Kristin Hersh
Murder, Misery and Then Goodnight
[4AD]
Rating: 7.5
First, you got your Raffi. Raffi writes and sings songs that drive all
the little kids wild, and most of these are about things like friendship,
spiders trying to build webs, and duckies trying to find their mamas. Kids
grow up listening to Raffi and they learn a thing or two about how an
ideal world works, with a few chuckles thrown in besides. But when Kristin
Hersh was a little girl growing up in Tennessee, her Daddy used to sing
her old-time Appalachian folk songs like "Three Nights Drunk" and
"What'll We Do With The Baby-o." The latter describes doing things to the
Baby-o like, oh, getting him loaded on gin, sticking fingers in his eyes,
and wrapping him up in a table cloth and flinging him around the farm.
Just what you want to hear when you're all snug in bed, right, Baby-o?
Murder, Misery and Then Goodnight is Hersh performing the traditional
folk songs she learned from her father, with her own kid lending vocals
and piano to a couple of tracks. It's also the first of 4AD's special
releases that are to be sold only via internet and mail order. Murder's
songs are to more sanitized lullabies what Grimm's fairy tails are to
Disney films-- women are killed, lovers commit suicide, and... well, you
already know what happens to the Baby-o. These are nasty, gothic tales cloaked
in the simple melodic archetypes of ancient folk music.
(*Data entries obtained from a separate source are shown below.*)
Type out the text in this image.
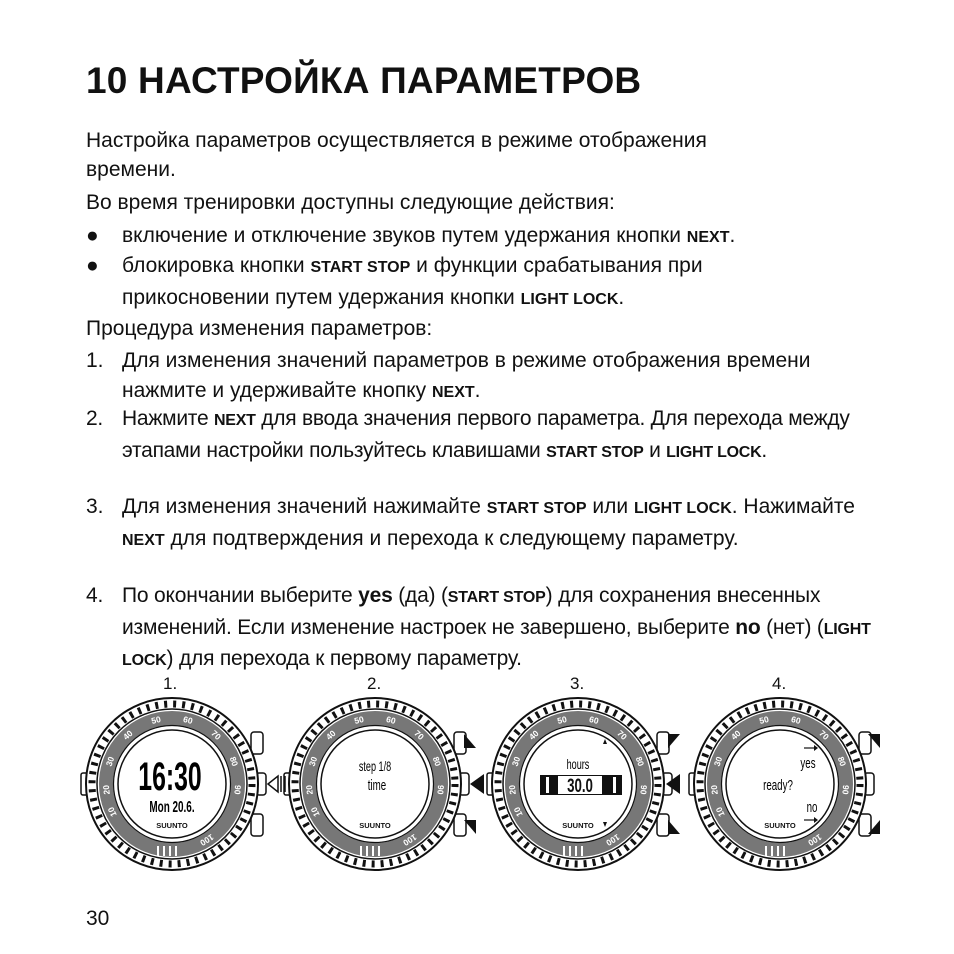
10 НАСТРОЙКА ПАРАМЕТРОВ

Настройка параметров осуществляется в режиме отображения

времени.

Во время тренировки доступны следующие действия:

● включение и отключение звуков путем удержания кнопки NEXT.
● блокировка кнопки START STOP и функции срабатывания при прикосновении путем удержания кнопки LIGHT LOCK.

Процедура изменения параметров:

1. Для изменения значений параметров в режиме отображения времени нажмите и удерживайте кнопку NEXT.
2. Нажмите NEXT для ввода значения первого параметра. Для перехода между этапами настройки пользуйтесь клавишами START STOP и LIGHT LOCK.
3. Для изменения значений нажимайте START STOP или LIGHT LOCK. Нажимайте NEXT для подтверждения и перехода к следующему параметру.
4. По окончании выберите yes (да) (START STOP) для сохранения внесенных изменений. Если изменение настроек не завершено, выберите no (нет) (LIGHT LOCK) для перехода к первому параметру.
1.	2.	3.	4.
10
20
30
40
50 60
70
80
90
100
10
20
30
40
50 60
70
80
90
100
10
20
30
40
50 60
70
80
90
100
10
20
30
40
50 60
70
80
90
100
SUUNTO	SUUNTO	SUUNTO	SUUNTO
16:30
Mon 20.6.
step 1/8
time
hours
30.0
yes
ready?
no
30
And many of them are
beautiful.
Recorded very quickly after Strange Angels, this album has the same
instrumentation (mostly just Hersh and her guitar) and a similar overall
feel, though it's generally more upbeat and catchy. Her voice is perfect
for this material, buoyant and winking on the more upbeat tracks and deep
and throaty enough to give the darker material weight. And you have to
love hearing her adorable six- year- old son harmonizing with his mother,
giving his endorsement of these songs on behalf of first- graders
everywhere. He looks pretty happy on the jacket photo, too. I guess you
can hear this stuff before going to sleep and turn out fine after all.